CppCon Program Highlights, 6 of N -- The Rubber and the Road

The CppCon 2014 conference program has been posted for the upcoming September conference. We've received requests that the program continue to be posted in "bite-sized" posts, a few sessions at a time, to make the 100+ sessions easier to absorb, so here is another set of talks. This series of posts will conclude once the entire conference program has been posted in this way.

 

C++ developers live where the rubber meets the road, and so CppCon features lots of solid real-world rubber-meets-the-road technical content. Here are specific topics that likely apply to your codebase today, presented by the people who solving these problems today in demanding environments ranging from working on the world's fastest databases to the world's leading financial systems.

In this post:

  • Common-Sense Acceleration of Your MLOC Build
  • C++11 in the Wild: Techniques from a Real Codebase
  • Making Allocators Work

 

Common-Sense Acceleration of Your MLOC Build

In this talk, I lay out detailed examples of steps I took to dramatically improve build times, and ultimately developer productivity, in very large, legacy C/C++ codebases. Is it worth the extra money for SSD or a 15K RPM SAS? How do I make ccache and distcc work together? How do I profile-optimize my toolchain? What network topology issues come into play? These questions, and more, are addressed in detail so you can immediately apply what you've learned to shorten the timeline between when you make a change to your code and when you see it in action.

Speaker: Matt Hargett, CTO, PacerPro. Matt Hargett is Chief Technology Officer at PacerPro, and lives in San Francisco with his husband of 14 years. His first programming was on a TI 99/4a with his mother, and his first reverse engineering was on an 8086 to make shareware games easier to finish. Matt co-authored Pragmatic Unit Testing in C#, and has spoken at conferences around the world on network security, reverse engineering, unit testing, and static analysis. His hobbies include world travel, playing video games, and writing/publishing indie pop songs under the moniker "the making of the making of."

 

C++11 in the Wild: Techniques from a Real Codebase

This talk presents several reusable constructs from a production C++11 codebase, each of which would not be possible without C++11's new features. Auto() is what Alexandrescu's ScopeGuard looks like after a dozen years of C++ evolution. make_iterable() constructs a container from a pair of iterators, enabling simple "foreach" iteration over legacy containers. spaceship() is an efficient "strcmp" for tuples. Time permitting, we'll look at some more arcane code samples.

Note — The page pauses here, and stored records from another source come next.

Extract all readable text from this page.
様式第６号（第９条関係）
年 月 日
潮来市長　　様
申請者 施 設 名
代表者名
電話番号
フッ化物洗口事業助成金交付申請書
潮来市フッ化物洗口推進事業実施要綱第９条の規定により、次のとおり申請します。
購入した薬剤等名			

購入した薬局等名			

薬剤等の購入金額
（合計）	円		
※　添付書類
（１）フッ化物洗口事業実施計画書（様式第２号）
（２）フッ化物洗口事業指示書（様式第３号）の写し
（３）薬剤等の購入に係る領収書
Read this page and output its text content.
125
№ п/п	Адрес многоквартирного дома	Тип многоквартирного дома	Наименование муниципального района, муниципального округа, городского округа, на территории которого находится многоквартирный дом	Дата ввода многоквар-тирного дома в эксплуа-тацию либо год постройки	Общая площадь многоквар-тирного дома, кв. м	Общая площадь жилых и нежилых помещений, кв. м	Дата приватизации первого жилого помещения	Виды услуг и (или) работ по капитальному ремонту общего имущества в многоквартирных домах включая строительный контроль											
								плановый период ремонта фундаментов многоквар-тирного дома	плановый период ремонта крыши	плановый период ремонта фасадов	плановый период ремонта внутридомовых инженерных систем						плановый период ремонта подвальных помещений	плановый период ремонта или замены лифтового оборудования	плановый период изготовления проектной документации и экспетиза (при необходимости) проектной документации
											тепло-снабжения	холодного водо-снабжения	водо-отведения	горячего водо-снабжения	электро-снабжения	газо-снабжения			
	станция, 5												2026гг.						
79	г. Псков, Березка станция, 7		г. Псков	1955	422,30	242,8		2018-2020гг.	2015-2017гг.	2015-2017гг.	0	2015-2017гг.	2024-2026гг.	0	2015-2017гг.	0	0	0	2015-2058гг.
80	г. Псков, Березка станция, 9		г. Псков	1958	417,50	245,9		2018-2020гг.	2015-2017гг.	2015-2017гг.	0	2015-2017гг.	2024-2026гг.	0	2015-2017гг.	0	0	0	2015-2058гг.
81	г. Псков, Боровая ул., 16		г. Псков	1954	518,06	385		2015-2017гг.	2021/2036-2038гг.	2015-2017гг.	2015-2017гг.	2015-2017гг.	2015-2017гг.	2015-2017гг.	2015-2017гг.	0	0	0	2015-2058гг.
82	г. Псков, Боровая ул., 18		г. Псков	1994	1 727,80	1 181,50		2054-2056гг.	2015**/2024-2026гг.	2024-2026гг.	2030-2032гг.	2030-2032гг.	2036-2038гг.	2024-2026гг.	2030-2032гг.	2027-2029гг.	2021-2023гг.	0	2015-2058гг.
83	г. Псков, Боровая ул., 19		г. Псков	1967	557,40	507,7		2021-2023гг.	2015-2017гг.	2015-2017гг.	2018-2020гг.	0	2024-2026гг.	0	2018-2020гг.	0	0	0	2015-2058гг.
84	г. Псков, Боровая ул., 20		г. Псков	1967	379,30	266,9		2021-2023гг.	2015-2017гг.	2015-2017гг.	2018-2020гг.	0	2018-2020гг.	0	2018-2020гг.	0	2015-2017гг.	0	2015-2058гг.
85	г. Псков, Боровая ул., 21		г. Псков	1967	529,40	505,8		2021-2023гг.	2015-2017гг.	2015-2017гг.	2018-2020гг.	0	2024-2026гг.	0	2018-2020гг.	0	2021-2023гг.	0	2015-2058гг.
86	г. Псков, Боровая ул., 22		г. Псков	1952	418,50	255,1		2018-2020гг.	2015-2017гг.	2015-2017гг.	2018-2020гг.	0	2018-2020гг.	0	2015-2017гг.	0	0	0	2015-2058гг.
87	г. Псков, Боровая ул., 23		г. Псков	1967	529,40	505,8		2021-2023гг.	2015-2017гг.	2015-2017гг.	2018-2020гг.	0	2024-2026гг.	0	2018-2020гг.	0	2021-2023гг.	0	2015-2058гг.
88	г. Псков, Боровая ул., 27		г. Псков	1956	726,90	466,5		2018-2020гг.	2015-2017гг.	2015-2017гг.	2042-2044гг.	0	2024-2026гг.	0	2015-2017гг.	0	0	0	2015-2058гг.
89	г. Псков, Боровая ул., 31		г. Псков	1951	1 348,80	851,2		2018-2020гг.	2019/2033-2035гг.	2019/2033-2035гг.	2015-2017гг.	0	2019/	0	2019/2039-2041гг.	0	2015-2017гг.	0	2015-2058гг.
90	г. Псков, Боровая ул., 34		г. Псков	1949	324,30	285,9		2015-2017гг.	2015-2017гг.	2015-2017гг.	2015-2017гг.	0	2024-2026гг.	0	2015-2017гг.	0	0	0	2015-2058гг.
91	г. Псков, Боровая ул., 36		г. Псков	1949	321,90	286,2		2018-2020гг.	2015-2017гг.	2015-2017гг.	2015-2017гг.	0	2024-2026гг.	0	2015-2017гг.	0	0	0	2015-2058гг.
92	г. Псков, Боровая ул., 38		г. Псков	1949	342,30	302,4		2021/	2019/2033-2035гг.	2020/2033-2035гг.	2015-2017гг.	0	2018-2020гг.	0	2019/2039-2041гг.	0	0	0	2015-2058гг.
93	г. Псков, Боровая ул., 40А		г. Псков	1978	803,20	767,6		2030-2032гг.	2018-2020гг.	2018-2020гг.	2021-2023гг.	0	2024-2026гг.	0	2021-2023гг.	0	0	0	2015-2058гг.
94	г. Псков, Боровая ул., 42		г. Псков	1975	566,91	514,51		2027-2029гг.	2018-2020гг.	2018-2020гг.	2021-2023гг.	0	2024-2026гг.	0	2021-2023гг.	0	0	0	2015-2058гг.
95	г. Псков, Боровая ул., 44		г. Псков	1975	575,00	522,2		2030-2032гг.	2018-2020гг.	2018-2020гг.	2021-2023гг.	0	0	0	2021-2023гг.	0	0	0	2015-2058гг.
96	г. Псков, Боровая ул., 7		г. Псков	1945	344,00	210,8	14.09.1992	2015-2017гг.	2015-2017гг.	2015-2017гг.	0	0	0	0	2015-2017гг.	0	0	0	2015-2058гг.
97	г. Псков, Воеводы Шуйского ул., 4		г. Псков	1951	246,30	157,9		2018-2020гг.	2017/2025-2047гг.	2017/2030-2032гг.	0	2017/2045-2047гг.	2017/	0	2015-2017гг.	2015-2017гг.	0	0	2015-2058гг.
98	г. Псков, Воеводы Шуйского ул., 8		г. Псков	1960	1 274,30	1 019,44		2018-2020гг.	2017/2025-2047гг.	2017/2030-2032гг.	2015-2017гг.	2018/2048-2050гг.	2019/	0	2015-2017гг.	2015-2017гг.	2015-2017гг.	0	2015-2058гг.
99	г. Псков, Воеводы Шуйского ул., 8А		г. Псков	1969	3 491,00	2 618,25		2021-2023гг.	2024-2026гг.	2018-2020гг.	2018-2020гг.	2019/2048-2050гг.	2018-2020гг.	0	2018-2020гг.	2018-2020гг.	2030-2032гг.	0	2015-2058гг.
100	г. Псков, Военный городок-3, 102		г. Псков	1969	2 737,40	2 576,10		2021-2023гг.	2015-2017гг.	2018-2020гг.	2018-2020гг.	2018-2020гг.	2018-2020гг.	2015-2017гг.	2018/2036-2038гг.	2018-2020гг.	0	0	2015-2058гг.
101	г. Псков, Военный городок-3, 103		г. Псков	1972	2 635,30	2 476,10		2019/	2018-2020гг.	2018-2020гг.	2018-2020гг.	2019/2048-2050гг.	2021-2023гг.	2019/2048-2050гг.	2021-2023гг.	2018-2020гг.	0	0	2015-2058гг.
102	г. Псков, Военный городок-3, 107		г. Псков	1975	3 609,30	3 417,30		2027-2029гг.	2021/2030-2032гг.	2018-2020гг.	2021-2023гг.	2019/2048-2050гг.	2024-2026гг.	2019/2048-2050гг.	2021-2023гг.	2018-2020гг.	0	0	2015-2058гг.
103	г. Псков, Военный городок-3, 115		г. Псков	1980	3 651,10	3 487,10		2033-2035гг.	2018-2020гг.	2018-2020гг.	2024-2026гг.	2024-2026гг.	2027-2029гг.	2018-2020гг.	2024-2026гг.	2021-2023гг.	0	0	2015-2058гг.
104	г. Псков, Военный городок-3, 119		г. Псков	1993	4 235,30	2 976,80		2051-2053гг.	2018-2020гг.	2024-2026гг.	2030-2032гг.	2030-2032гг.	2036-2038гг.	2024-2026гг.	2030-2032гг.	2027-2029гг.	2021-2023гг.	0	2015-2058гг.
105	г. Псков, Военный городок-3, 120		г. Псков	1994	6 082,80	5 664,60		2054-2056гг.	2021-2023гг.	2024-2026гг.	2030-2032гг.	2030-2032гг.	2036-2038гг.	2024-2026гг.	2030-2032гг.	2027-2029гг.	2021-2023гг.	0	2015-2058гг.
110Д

Speaker: Arthur O'Dwyer, MemSQL. Arthur O'Dwyer worked for many years at Green Hills Software, making the world's most optimizing C and C++ compilers. Now he works at MemSQL, making the world's fastest distributed SQL database.

 

Making Allocators Work

Memory is an important property for every object, as whatever resources it manages, it must occupy some memory. THe ability to customize memory allocation is important for every C++ program that cares about performance, debug ability and support.

The original C++ standard supported an allocator parameter for every container, yet this feature was widely derided or ignored, as it was underspecified to the point it could not portably be used. C++11 makes significant changes to the allocator model, that simply its use while making it more powerful.

The Library Fundamentals TS goes further, allowing allocators' type to be supplied at runtime, rather than compile type, using classic object oriented polymorphism - yet building on the infrastructure laid down in C++11.

This material should be of interest to both library authors and consumers, although clearly there are more details for the implementers to absorb. It also includes an interesting case study in C++11 compile time reflection, as required to implement the new 'allocator_traits' facility.

Speaker: Alisdair Meredith, Bloomberg LP and ISO C++ Library Working Group Chair. Alisdair Meredith is a software developer at BloombergLP in New York, and the C++ Standard Committee Library Working Group chair. He has been an active member of the C++ committee for just over a decade, and by a lucky co-incidence his first meeting was the kick-off meeting for the project that would become C++11, and also fixed the contents of the original library TR. He is currently working on the BDE project, BloombergLP's open source libraries that offer a foundation for C++ development, including a standard library implementation supporting the polymorphic allocator model proposed for standardization.